Civilization and Its Malcontents
Or, why are academics so unhappy?
May 9, 2005, Vol. 10, No. 32 • By JOSEPH EPSTEIN
I HAD A FRIEND, now long dead, named Walter B. Scott, a professor at Northwestern University whose specialty was theatrical literature, who never referred to university teaching as other than a--or sometimes the--"racket." What Walter, a notably unambitious man, meant was that it was an unconscionably easy way to make a living, a soft touch, as they used to say. Working under conditions of complete freedom, having to show up in the classroom an impressively small number of hours each week, with the remainder of one's time chiefly left to cultivate one's own intellectual garden, at a job from which one could never be fired and which (if one adds up the capacious vacation time) amounted to fewer than six months work a year for pay that is very far from miserable--yes, I'd say "a racket" just about gets it.
And yet, as someone who came late to university teaching, I used to wonder why so many people in the racket were so obviously disappointed, depressed, and generally demoralized. Granted, until one achieves that Valhalla for scholars known as tenure--which really means lifetime security, obtainable on no other job that I know--an element of tension is entailed, but then so is it in every other job. As a young instructor, one is often assigned dogsbody work, teaching what is thought to be dull fare: surveys, composition courses, and the rest. But the unhappier academics, in my experience, are not those still struggling to gain a seat at the table, but those who have already grown dour from having been there for a long while.
So far as I know, no one has ever done a study of the unhappiness of academics. Who might be assigned to the job? Business-school professors specializing in industrial psychology and employer/employee relations would botch it. Disaffected sociologists would blame it all on society and knock off for the rest of the semester. My own preference would be anthropologists, using methods long ago devised for investigating a culture from the outside in. The closest thing we have to these ideal anthropologists have been novelists writing academic novels, and their lucubrations, while not as precise as one would like on the reasons for the unhappiness of academics, do show a strong and continuing propensity on the part of academics intrepidly to make the worst of what ought to be a perfectly delightful situation.
Faculty Towers is a report on the findings of those novelists who have worked the genre long known as the academic novel. The book is written by an insider, for Professor Elaine Showalter, now in her middle sixties, is, as they used to say on the carnival grounds, "with the show." At various places in her slight book, she inserts her own experience as a graduate student and professor, though not to very interesting effect. An early entry in the feminist sweepstakes, she is currently the Avalon Foundation Professor of the Humanities at Princeton, a past president of the Modern Language Association, a founder of "gynocriticism" (or the study of women writers)--in other words, guilty until proven innocent. She has also been described--readers retaining a strong sense of decorum are advised to skip the remainder of this paragraph--as "Camille Paglia with balls," a description meant approbatively, or so at least Princeton must feel, for they print it on princetoninfo.com, a stark indication of the tone currently reigning in American universities.

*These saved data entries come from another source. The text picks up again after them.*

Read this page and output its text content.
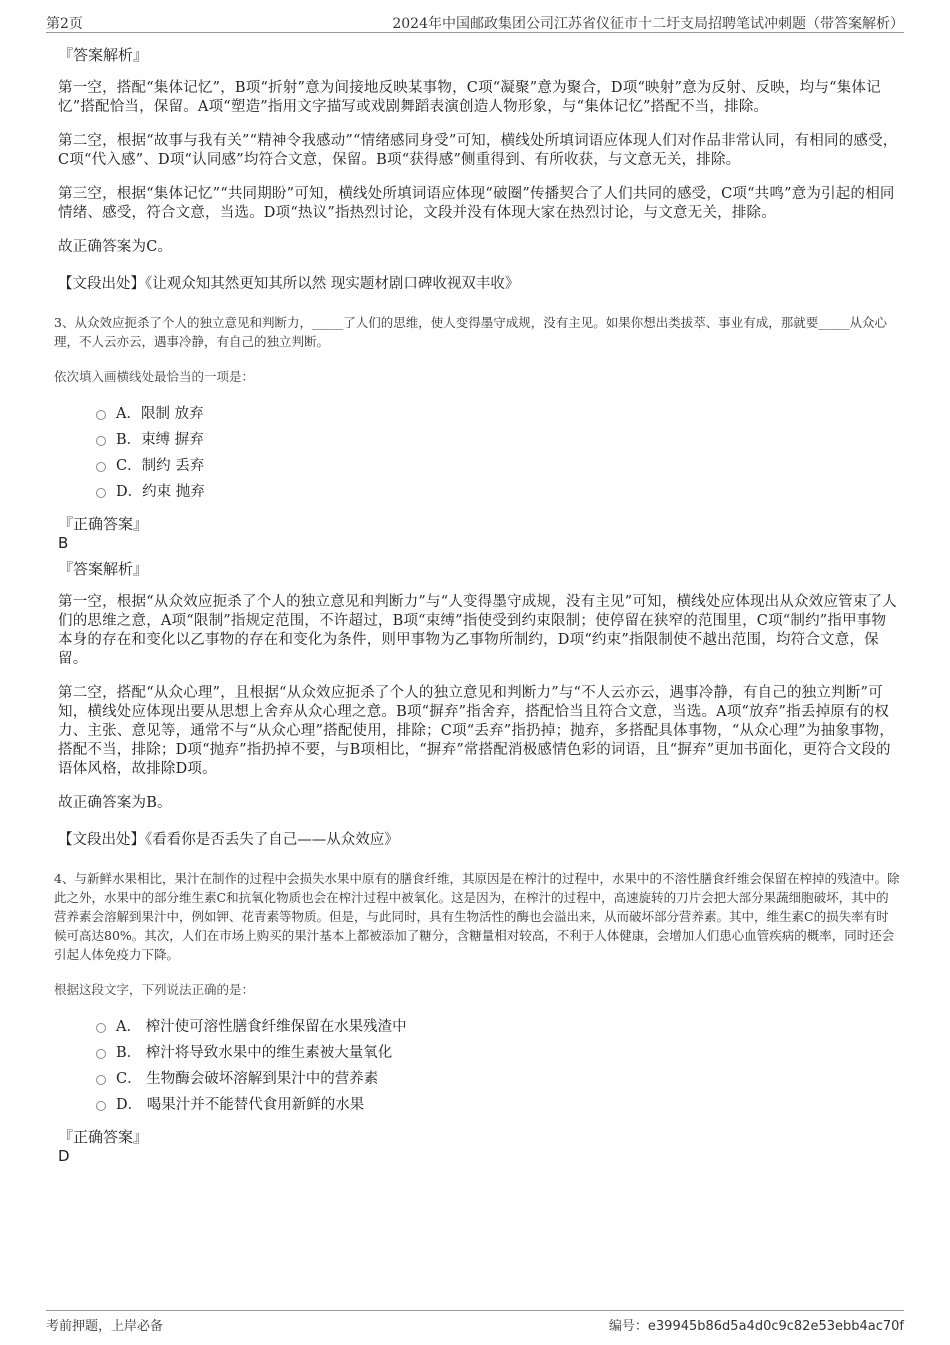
第2页	2024年中国邮政集团公司江苏省仪征市十二圩支局招聘笔试冲刺题（带答案解析）

『答案解析』

第一空，搭配“集体记忆”，B项“折射”意为间接地反映某事物，C项“凝聚”意为聚合，D项“映射”意为反射、反映，均与“集体记忆”搭配恰当，保留。A项“塑造”指用文字描写或戏剧舞蹈表演创造人物形象，与“集体记忆”搭配不当，排除。

第二空，根据“故事与我有关”“精神令我感动”“情绪感同身受”可知，横线处所填词语应体现人们对作品非常认同，有相同的感受，C项“代入感”、D项“认同感”均符合文意，保留。B项“获得感”侧重得到、有所收获，与文意无关，排除。

第三空，根据“集体记忆”“共同期盼”可知，横线处所填词语应体现“破圈”传播契合了人们共同的感受，C项“共鸣”意为引起的相同情绪、感受，符合文意，当选。D项“热议”指热烈讨论，文段并没有体现大家在热烈讨论，与文意无关，排除。

故正确答案为C。

【文段出处】《让观众知其然更知其所以然 现实题材剧口碑收视双丰收》

3、从众效应扼杀了个人的独立意见和判断力，_____了人们的思维，使人变得墨守成规，没有主见。如果你想出类拔萃、事业有成，那就要_____从众心理，不人云亦云，遇事冷静，有自己的独立判断。

依次填入画横线处最恰当的一项是：

A．限制 放弃
B．束缚 摒弃
C．制约 丢弃
D．约束 抛弃

『正确答案』

B

『答案解析』

第一空，根据“从众效应扼杀了个人的独立意见和判断力”与“人变得墨守成规，没有主见”可知，横线处应体现出从众效应管束了人们的思维之意，A项“限制”指规定范围，不许超过，B项“束缚”指使受到约束限制；使停留在狭窄的范围里，C项“制约”指甲事物本身的存在和变化以乙事物的存在和变化为条件，则甲事物为乙事物所制约，D项“约束”指限制使不越出范围，均符合文意，保留。

第二空，搭配“从众心理”，且根据“从众效应扼杀了个人的独立意见和判断力”与“不人云亦云，遇事冷静，有自己的独立判断”可知，横线处应体现出要从思想上舍弃从众心理之意。B项“摒弃”指舍弃，搭配恰当且符合文意，当选。A项“放弃”指丢掉原有的权力、主张、意见等，通常不与“从众心理”搭配使用，排除；C项“丢弃”指扔掉；抛弃，多搭配具体事物，“从众心理”为抽象事物，搭配不当，排除；D项“抛弃”指扔掉不要，与B项相比，“摒弃”常搭配消极感情色彩的词语，且“摒弃”更加书面化，更符合文段的语体风格，故排除D项。

故正确答案为B。

【文段出处】《看看你是否丢失了自己——从众效应》

4、与新鲜水果相比，果汁在制作的过程中会损失水果中原有的膳食纤维，其原因是在榨汁的过程中，水果中的不溶性膳食纤维会保留在榨掉的残渣中。除此之外，水果中的部分维生素C和抗氧化物质也会在榨汁过程中被氧化。这是因为，在榨汁的过程中，高速旋转的刀片会把大部分果蔬细胞破坏，其中的营养素会溶解到果汁中，例如钾、花青素等物质。但是，与此同时，具有生物活性的酶也会溢出来，从而破坏部分营养素。其中，维生素C的损失率有时候可高达80%。其次，人们在市场上购买的果汁基本上都被添加了糖分，含糖量相对较高，不利于人体健康，会增加人们患心血管疾病的概率，同时还会引起人体免疫力下降。

根据这段文字，下列说法正确的是：

A． 榨汁使可溶性膳食纤维保留在水果残渣中
B． 榨汁将导致水果中的维生素被大量氧化
C． 生物酶会破坏溶解到果汁中的营养素
D． 喝果汁并不能替代食用新鲜的水果

『正确答案』

D

考前押题，上岸必备	编号：e39945b86d5a4d0c9c82e53ebb4ac70f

Professor Showalter's book is chiefly a chronological account of Anglophone academic novels for the past sixty or so years, beginning with C.P. Snow's The Masters (1951) and running through examples of the genre produced in the 21st century. Faculty Towers is, for the most part, given over to plot summaries of these novels, usually accompanied by judgments about their quality, with extra bits of feminism (mild scorn is applied where the plight of women in academic life is ignored) thrown in at no extra charge.

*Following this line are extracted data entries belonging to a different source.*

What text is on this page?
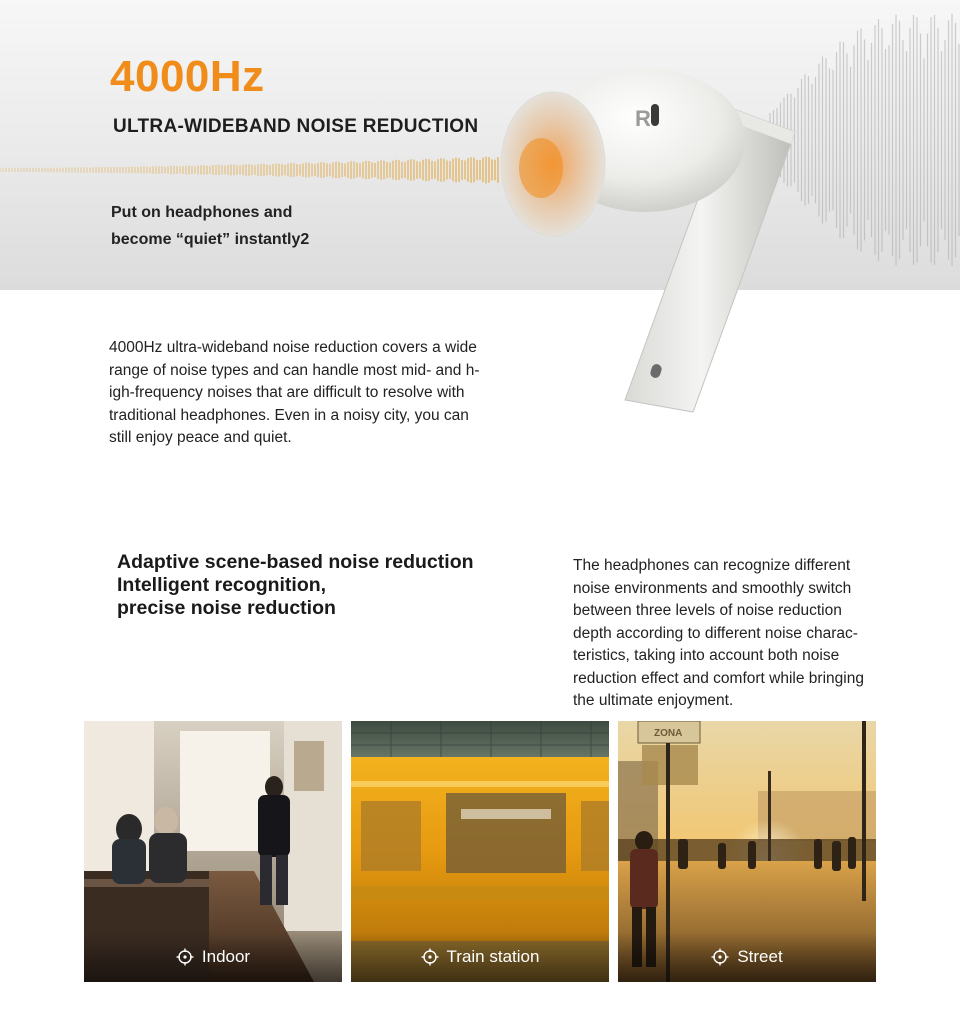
4000Hz
ULTRA-WIDEBAND NOISE REDUCTION

Put on headphones and
become “quiet” instantly2

R

4000Hz ultra-wideband noise reduction covers a wide
range of noise types and can handle most mid- and h-
igh-frequency noises that are difficult to resolve with
traditional headphones. Even in a noisy city, you can
still enjoy peace and quiet.

Adaptive scene-based noise reduction
Intelligent recognition,
precise noise reduction

The headphones can recognize different
noise environments and smoothly switch
between three levels of noise reduction
depth according to different noise charac-
teristics, taking into account both noise
reduction effect and comfort while bringing
the ultimate enjoyment.

Indoor	Train station
ZONA
Street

The book's title, playing off the John Cleese comedy Fawlty Towers, suggests the book's larger theme: that the university, as reflected in the academic novels Showalter examines, has increasingly become rather like a badly run hotel, with plenty of nuttiness to go round. The difficulty here is that Showalter believes that things are not all that nutty. Mirabile dictu: She finds them looking up. "The university," she writes, "is no longer a sanctuary or a refuge; it is fully caught up in the churning community and the changing society; but it is a fragile institution rather than a fortress."